Alfredo se acerca a la tumba de Estela, el sol lo encandila y no lo deja ver bien. Con los ojos achinados ve algo en el florero. Mira el ramo en su mano. Alfredo no puede creer que haya vuelto a suceder después de tantos años.

No puede tolerar que otra persona le deje flores a su esposa. Los pensamientos se desparraman en su cerebro repentinamente y lo atormentan. Piensa en Estela, en sus amigos, en los vecinos del barrio, que quizás cuando era jovencita la pretendían. Recuerda a los compañeros del colegio que gustaban de ella cuando eran chicos. Piensa y transpira, mientras las flores se marchitan.

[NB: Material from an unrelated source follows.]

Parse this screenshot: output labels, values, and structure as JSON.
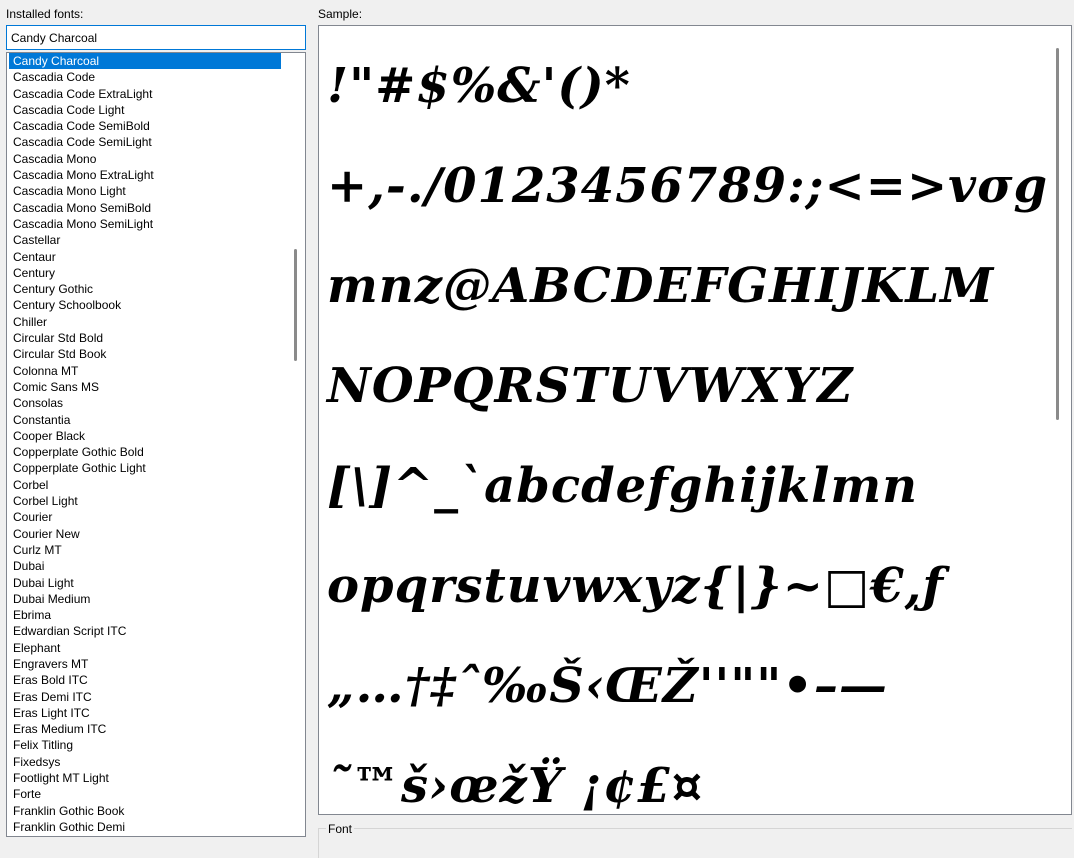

Alfredo no puede darse cuenta cuál de todos ellos puede ser. Quién volvió a dejarles flores en su tumba. Piensa en alguno de ellos. Gabino, el compañero de banco de la secundaria. Carlos, el primo segundo que vive en Bragado. Oscar, el carnicero.

La sola idea de pensar que alguien más quiera a su esposa lo angustia sobremanera. Una repentina brisa fresca lo sorprende y lo alivia, siente el viento que entra a través de la camisa de algodón y le seca la transpiración.

Alfredo se levanta, saca las flores y pone en su lugar las fresias marchitadas. Le agrega agua al florero y tira los crisantemos. Las flores que su esposa siempre odió, porque son para los muertos. El tipo que le lleva crisantemos es porque no la conoce muy bien, analiza y piensa Alfredo. Eso lo tranquiliza y sonríe.

Se siente muy acalorado, los celos se desvanecen, ya se siente mejor. Comienza a caminar al rayo del sol que quema su calvicie brillante. Avanza por los pasillos de Chacarita, mientras refunfuña.

Volvió el señor de las flores para Estela.